Tire and wheel maker Titan International Inc., fresh off its acquisition of Continental Tire North America Inc.'s off-the-road tire facility, will expand its business even further in the next year.
Titan plans to reorganize and integrate its subsidiary operations during the next 18 months. The Quincy-based firm will make changes at its Freeport, Ill., and Bryan, Ohio, facilities to gain maximum efficiency, the company said, without disclosing investment data.
Titan acquired the Freeport farm tire plant from Goodyear in December and closed July 31 on the former Conti OTR factory in Bryan.
Titan's farm tire facilities in Des Moines, Iowa, and Freeport will gain sales volume via the addition of the Bryan facility as the company expands its new OTR mining tire business, the firm said.
The company plans, for example, to sell General-brand large mining tires paired with Titan-brand wheels and will ``mix up'' its production so tires are made most efficiently, according to Maurice ``Morry'' Taylor Jr., Titan chairman and CEO. General and Continental brands for OTR tires, licensed to Titan via an agreement with Continental Tire, could be manufactured in Freeport or Des Moines, he said.
Titan also has excess capacity and has the capability to increase its output of OTR tires by at least 30 percent if necessary over the next 12 months, the company said.
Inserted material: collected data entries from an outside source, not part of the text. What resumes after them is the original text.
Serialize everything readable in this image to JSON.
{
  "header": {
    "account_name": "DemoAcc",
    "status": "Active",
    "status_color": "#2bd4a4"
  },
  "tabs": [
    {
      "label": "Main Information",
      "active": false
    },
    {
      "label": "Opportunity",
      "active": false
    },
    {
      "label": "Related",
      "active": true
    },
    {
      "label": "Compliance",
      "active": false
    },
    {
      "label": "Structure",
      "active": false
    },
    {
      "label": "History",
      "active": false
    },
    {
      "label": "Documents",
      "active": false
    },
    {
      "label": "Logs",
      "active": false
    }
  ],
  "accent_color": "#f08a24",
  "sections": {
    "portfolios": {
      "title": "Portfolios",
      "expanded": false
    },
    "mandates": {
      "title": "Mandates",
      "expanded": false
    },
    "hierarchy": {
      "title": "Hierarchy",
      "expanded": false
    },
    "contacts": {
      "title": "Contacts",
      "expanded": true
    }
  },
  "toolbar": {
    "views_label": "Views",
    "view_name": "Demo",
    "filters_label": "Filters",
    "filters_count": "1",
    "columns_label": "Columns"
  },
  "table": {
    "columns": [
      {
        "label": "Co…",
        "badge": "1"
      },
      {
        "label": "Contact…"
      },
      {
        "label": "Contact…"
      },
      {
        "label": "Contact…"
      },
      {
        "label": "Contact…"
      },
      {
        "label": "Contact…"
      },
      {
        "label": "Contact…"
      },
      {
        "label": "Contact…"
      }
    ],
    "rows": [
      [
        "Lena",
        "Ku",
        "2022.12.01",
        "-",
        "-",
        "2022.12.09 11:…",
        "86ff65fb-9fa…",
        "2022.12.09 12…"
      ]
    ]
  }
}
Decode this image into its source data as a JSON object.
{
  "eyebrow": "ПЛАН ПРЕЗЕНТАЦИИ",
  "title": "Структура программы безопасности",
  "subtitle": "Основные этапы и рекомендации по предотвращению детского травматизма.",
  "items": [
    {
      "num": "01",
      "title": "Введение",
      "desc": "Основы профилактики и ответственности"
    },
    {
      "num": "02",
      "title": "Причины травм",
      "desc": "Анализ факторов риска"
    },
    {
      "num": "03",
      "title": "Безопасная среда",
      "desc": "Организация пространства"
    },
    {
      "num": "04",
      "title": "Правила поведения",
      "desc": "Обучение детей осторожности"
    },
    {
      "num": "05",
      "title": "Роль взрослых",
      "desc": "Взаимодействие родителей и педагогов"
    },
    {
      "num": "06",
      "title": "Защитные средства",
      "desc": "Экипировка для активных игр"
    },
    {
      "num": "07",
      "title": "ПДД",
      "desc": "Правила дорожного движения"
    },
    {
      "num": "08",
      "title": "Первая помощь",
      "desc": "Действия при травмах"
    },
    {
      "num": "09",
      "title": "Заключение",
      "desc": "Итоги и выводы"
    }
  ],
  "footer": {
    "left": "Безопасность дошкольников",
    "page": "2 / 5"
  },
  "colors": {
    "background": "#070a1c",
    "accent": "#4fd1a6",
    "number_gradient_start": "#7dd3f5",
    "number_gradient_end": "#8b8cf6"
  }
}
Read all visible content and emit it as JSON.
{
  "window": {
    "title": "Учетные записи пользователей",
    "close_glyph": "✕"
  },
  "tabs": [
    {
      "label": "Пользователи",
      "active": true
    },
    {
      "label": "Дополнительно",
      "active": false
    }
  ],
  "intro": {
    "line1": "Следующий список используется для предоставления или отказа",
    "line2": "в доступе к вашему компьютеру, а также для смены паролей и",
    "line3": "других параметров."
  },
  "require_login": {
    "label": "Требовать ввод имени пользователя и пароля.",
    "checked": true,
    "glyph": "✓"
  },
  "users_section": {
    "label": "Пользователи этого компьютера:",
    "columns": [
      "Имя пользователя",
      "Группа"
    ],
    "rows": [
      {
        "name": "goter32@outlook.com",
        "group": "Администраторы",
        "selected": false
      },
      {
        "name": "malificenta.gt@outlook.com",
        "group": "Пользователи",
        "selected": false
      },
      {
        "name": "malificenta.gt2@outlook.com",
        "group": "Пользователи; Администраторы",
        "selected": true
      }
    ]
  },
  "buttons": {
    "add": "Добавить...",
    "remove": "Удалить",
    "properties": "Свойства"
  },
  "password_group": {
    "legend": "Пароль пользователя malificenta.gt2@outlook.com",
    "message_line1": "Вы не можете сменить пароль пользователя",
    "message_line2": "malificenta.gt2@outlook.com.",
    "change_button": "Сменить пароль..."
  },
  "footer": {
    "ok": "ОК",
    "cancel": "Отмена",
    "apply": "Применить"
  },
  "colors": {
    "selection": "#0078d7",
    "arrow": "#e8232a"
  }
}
Inventory made up about $11.5 million of Titan's $53 million purchase price for the Bryan operation.
The firm's estimated annual sales for the Freeport and Bryan facilities-$215 million and $125 million, respectively-will add a combined $340 million in yearly revenue to Titan, Mr. Taylor said. His objectives for 2006 include $720 million to $735 million in sales-tire- and wheel-related sales combined-and earnings before interest, taxes, depreciation and amortization of $75 million to $80 million.
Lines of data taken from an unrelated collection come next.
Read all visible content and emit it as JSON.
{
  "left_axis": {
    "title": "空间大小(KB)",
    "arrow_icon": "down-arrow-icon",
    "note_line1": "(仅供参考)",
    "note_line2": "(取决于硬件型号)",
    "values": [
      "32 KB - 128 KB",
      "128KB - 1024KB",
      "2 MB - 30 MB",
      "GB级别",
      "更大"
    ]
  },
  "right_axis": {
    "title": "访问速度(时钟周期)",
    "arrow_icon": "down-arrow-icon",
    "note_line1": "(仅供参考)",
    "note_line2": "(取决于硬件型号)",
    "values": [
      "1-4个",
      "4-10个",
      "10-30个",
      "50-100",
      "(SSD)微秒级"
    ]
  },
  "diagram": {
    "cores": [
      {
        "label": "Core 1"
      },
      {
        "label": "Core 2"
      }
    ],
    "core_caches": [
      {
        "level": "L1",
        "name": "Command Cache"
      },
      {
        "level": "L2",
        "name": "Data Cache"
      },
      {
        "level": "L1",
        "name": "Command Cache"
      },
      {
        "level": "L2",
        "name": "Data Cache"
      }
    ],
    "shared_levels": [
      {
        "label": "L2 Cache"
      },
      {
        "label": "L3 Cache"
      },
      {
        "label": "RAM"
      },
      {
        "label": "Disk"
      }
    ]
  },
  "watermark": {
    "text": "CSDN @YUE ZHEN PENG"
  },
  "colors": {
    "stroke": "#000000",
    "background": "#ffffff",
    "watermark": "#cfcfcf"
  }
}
For 2007, the goals increase to $800 million to $825 million and an EBITDA range of $110 million to $115 million.
Titan posted corporate sales of $470.1 million and net earnings of $11 million in 2005. For the first six months of 2006, the firm reported net sales of $357.8 million and net profits of $14.2 million.
Though sales in Titan's agricultural segment rose substantially in the first half of 2006-thanks in part to the Goodyear deal-Mr. Taylor said the market has been down. But large farm tractor demand is expected to pick up again in 2007 based on the season's corn harvest not meeting the demand of new ethanol factories, he said.
The company, which now operates three unionized tire facilities in the U.S., is expecting end users that previously relied on cheaper imported tires will realize the ``relationship of quality and cost.''
``Once original equipment manufacturers understand that they lose market share with no-name brand tires on their equipment, Titan will continue to pick up business,'' Mr. Taylor said. He added that the firm offers the largest dealer network in its markets in North America, with a combination of Titan, Goodyear, Continental and General name brands.
Mr. Taylor also said at the time of the Conti deal that the company plans on adding equipment in the next year at its tire sites. The company's capital spending hasn't reached its budgeted ceiling yet, and it plans to place orders for about $8 million in new machinery for 2007 delivery.
The firm plans on moving $10 million to $12 million in assets from idled facilities to the three tire factories and is pushing for the disposal of any remaining idled property.
Titan owns two closed tire factories-one in Natchez, Miss., and one in Brownsville, Texas. Titan mothballed the Natchez facility in 2001 and shut it down permanently in 2004. There is a good chance the city of Natchez will take the factory off the company's hands, Mr. Taylor said.
Titan has been handling offers for the Brownsville plant since it stopped production in 2003. In March 2004, Mr. Taylor said manufacturing operations could reopen as part of a joint venture with another tire maker, but no agreement was reached.
Mr. Taylor said he's been waiting for the Freeport and Bryan acquisitions to go through before making any final decisions on the idled sites, but the company now will work to divest them.